Not long after that, the priest contacted Ramirez and requested to see him in person, and then refused to take him home, insisting that he spend the night in the rectory.
That night, Ramirez said that he woke up and “felt something very heavy on top of me.”
“It hurt. I was in pain,” Ramirez explained. “My eyes popped open, and he had his whole body on top of me. He started touching me and kissing me. I was shaking. I couldn’t move. I couldn’t talk.”
“Don’t worry,” Gallo Espinoza reportedly told him. “This is what God wants.”
Ramirez recalled being stripped naked by the priest and being raped before he blacked out.
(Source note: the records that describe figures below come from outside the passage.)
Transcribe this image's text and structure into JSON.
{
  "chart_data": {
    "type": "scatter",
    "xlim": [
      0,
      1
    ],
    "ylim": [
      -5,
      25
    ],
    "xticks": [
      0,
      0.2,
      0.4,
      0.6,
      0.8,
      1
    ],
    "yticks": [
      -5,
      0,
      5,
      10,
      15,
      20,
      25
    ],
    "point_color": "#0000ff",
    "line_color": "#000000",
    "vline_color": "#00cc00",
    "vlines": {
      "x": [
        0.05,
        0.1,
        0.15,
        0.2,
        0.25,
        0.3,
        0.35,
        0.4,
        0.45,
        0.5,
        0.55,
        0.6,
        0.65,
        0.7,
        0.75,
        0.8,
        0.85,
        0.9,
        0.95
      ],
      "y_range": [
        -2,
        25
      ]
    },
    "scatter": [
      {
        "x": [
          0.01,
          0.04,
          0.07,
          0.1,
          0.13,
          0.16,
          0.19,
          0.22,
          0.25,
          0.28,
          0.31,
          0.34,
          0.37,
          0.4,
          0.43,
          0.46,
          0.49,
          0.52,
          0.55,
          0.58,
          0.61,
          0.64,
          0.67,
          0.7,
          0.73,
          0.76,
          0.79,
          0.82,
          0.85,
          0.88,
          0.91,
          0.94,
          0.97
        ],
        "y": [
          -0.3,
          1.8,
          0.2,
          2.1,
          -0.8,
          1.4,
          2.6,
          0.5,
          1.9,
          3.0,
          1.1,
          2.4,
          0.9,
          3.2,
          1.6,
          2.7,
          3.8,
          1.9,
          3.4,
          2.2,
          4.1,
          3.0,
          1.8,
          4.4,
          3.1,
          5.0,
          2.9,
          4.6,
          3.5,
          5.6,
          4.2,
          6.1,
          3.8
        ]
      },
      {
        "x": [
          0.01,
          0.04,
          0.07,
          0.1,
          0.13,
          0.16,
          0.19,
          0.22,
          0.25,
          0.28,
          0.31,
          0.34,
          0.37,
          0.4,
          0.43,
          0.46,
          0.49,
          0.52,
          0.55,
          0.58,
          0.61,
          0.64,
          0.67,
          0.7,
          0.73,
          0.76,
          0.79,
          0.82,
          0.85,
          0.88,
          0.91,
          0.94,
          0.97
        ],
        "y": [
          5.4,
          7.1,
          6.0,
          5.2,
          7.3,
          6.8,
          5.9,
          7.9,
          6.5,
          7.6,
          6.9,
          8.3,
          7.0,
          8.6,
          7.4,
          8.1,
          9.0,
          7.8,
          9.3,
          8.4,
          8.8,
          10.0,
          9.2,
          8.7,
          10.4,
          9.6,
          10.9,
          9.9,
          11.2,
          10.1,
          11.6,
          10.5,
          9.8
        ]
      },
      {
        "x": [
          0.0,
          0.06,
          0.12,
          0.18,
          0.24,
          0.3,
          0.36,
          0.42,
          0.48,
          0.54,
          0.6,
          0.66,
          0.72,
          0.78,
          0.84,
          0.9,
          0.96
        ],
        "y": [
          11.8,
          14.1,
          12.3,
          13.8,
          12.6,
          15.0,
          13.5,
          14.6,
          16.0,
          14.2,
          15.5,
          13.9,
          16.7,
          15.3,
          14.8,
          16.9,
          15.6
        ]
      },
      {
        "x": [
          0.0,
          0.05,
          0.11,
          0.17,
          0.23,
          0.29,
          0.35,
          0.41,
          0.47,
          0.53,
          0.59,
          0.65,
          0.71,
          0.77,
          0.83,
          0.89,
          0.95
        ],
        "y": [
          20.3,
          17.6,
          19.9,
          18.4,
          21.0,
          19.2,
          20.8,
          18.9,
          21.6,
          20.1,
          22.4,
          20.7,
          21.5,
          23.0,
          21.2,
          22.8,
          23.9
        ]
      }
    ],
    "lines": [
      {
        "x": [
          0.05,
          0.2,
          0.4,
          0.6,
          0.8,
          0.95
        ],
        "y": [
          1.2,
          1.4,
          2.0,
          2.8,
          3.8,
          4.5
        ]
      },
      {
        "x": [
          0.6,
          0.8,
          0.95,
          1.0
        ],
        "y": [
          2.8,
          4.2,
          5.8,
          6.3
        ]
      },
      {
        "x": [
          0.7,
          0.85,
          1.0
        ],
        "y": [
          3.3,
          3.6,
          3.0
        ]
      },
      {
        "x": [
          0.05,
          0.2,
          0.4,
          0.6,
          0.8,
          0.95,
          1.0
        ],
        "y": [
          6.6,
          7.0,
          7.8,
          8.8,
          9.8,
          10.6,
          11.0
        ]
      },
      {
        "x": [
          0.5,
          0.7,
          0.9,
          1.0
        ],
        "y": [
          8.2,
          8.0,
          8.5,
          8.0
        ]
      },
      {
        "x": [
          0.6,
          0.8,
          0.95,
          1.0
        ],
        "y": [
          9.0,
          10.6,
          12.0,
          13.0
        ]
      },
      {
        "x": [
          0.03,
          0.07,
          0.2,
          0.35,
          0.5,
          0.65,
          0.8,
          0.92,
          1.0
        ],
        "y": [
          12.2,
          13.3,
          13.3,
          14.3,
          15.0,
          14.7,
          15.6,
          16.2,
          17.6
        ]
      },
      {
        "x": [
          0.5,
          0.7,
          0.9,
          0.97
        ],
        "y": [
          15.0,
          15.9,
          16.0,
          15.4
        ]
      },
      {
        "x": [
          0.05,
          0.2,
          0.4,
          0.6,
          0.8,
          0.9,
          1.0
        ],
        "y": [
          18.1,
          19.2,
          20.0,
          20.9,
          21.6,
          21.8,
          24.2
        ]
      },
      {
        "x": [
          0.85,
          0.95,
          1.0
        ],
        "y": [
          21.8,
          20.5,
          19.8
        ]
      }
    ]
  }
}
Espinoza, who fled to Ecuador in 2003, told NJ Advance Media this week that he regretted the encounter, but that Ramirez “wanted” it.
“One thing that I am conscious (of) is he was at that time a teenager, and it is a big mistake for me. But I didn’t force him to do anything he didn’t want,” Espinoza wrote in an email. “He was older (sic) enough to walk away, but I think that I was attracted to him, that is the only explanation that I can think right now.”
“He had something evil in his mind. He approached me many times,” he added.
When asked if he knew that raping a 15-year-old child was a crime, Espinoza suggested that it was legal in his home country of Ecuador because a person of that age “is not consider (sic) so innocent.” The age of consent in Ecuador is 14 years old.
Espinoza said that he fled to Ecuador in 2003 after the church’s youth group leader, Antonino Salazar, and the boy’s godfather, Jeive Hercules, warned him that he was “going to get in big trouble.”
“You better leave,” the men advised, according to Espinoza. “God prays for you. Go back to your country.”
Although Ecuador has an extradition treaty with the United States, a 2012 study found that the country declined to extradite anyone between 2003 and 2011. In contrast, Colombia turned over 1,201 people during that same period.